Blackgeorge supports multimodal messages allowing you to send images, videos, audio, and documents to vision-capable models.

Overview

Multimodal messages use the litellm/OpenAI format where content can be either a string or a list of content objects.

Sending Images

Using URLs

from blackgeorge import Desk, Job, Worker

desk = Desk(model="openrouter/google/gemini-3-flash-preview")
worker = Worker(name="VisionAnalyst")

job = Job(input=[
    {"type": "text", "text": "What's in this image?"},
    {"type": "image_url", "image_url": {"url": "https://example.com/photo.jpg"}}
])

report = desk.run(worker, job)
print(report.content)

Using Local Files

from blackgeorge import Desk, Job, Worker, encode_file

image_data = encode_file("./my_photo.jpg")

job = Job(input=[
    {"type": "text", "text": "Describe this image"},
    {"type": "image_url", "image_url": {"url": image_data}}
])

report = desk.run(worker, job)

Multiple Images

job = Job(input=[
    {"type": "text", "text": "Compare these two images"},
    {"type": "image_url", "image_url": {"url": "https://example.com/before.jpg"}},
    {"type": "image_url", "image_url": {"url": "https://example.com/after.jpg"}}
])

Sending Videos

job = Job(input=[
    {"type": "text", "text": "Summarize this video"},
    {"type": "video_url", "video_url": {"url": "https://youtube.com/watch?v=..."}}
])

# For local video files
video_data = encode_file("./demo.mp4")
job = Job(input=[
    {"type": "text", "text": "What happens in this video?"},
    {"type": "video_url", "video_url": {"url": video_data}}
])

Sending Audio

audio_data = encode_file("./recording.mp3")

job = Job(input=[
    {"type": "text", "text": "Transcribe this audio"},
    {"type": "file", "file": {"file_data": audio_data}}
])

Document Understanding (PDF, DOCX, etc.)

pdf_data = encode_file("./contract.pdf")

job = Job(input=[
    {"type": "text", "text": "Extract key terms from this contract"},
    {"type": "file", "file": {
        "file_data": pdf_data,
        "filename": "contract.pdf"
    }}
])

Supported document types: - PDF (.pdf) - Word (.doc, .docx) - Excel (.xls, .xlsx) - CSV (.csv) - HTML (.html) - Markdown (.md) - Text (.txt)

Generating Images

Blackgeorge includes tools for generating images with OpenRouter, Gemini, and OpenAI-compatible providers:

from blackgeorge import Desk, Job, Worker, generate_image

desk = Desk(model="openrouter/google/gemini-3-flash-preview")
worker = Worker(name="Assistant", tools=[generate_image])

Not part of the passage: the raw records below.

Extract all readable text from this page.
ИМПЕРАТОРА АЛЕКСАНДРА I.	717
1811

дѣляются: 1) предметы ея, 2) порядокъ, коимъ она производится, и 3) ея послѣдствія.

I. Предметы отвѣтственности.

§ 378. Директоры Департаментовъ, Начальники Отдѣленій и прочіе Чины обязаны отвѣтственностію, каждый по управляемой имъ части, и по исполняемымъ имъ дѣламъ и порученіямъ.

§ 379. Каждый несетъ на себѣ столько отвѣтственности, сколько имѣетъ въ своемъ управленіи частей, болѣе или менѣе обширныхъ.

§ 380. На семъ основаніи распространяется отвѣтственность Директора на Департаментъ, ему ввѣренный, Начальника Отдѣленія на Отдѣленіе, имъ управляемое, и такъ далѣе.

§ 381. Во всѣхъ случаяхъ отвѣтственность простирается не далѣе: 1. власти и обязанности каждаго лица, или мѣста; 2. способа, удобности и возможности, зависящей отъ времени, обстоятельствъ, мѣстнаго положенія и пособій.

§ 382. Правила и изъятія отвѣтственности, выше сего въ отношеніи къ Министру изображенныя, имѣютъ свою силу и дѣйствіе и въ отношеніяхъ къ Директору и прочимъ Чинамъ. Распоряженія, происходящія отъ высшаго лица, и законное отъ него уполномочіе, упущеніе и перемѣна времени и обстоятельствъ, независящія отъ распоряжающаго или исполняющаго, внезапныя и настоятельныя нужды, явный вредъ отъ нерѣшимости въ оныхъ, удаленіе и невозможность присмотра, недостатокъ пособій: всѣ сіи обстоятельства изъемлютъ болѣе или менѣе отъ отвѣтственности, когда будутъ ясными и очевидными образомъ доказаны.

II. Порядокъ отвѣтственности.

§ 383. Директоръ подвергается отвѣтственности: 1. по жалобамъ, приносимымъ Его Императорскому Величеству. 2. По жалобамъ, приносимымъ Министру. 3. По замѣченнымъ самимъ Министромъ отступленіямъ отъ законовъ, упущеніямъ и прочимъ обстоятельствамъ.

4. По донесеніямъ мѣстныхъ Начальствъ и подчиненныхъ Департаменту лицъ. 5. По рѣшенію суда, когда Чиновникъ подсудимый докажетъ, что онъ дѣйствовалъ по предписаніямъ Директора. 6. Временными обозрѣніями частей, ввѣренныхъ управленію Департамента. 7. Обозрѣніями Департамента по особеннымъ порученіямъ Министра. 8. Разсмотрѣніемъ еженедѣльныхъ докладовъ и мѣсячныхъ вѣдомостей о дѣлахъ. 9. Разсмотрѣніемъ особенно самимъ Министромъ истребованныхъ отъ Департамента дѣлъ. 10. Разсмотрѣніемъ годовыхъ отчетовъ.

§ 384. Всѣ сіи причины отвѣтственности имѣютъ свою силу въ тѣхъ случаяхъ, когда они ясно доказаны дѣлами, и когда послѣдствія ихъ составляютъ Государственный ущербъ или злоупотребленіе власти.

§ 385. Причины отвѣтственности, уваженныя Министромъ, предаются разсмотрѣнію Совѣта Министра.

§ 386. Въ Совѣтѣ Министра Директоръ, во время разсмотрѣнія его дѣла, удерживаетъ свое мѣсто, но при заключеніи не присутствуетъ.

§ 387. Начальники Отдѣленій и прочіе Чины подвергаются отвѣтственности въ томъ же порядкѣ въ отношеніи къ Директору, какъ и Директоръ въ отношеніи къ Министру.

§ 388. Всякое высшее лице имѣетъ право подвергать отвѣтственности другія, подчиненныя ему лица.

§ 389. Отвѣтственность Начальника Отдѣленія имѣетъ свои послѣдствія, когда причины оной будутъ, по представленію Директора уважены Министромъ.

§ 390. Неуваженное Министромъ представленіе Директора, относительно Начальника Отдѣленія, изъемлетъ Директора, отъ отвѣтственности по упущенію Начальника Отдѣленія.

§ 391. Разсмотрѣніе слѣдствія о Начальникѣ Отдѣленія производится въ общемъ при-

job = Job(input="Please generate an image of a sunset over mountains")
report = desk.run(worker, job)

The generate_image tool accepts: - prompt (required): Text description of the image - model (optional): Model to use (default: openrouter/google/gemini-3-pro-image-preview) - size (optional): Image size (default: 1024x1024) - quality (optional): Image quality (default: standard)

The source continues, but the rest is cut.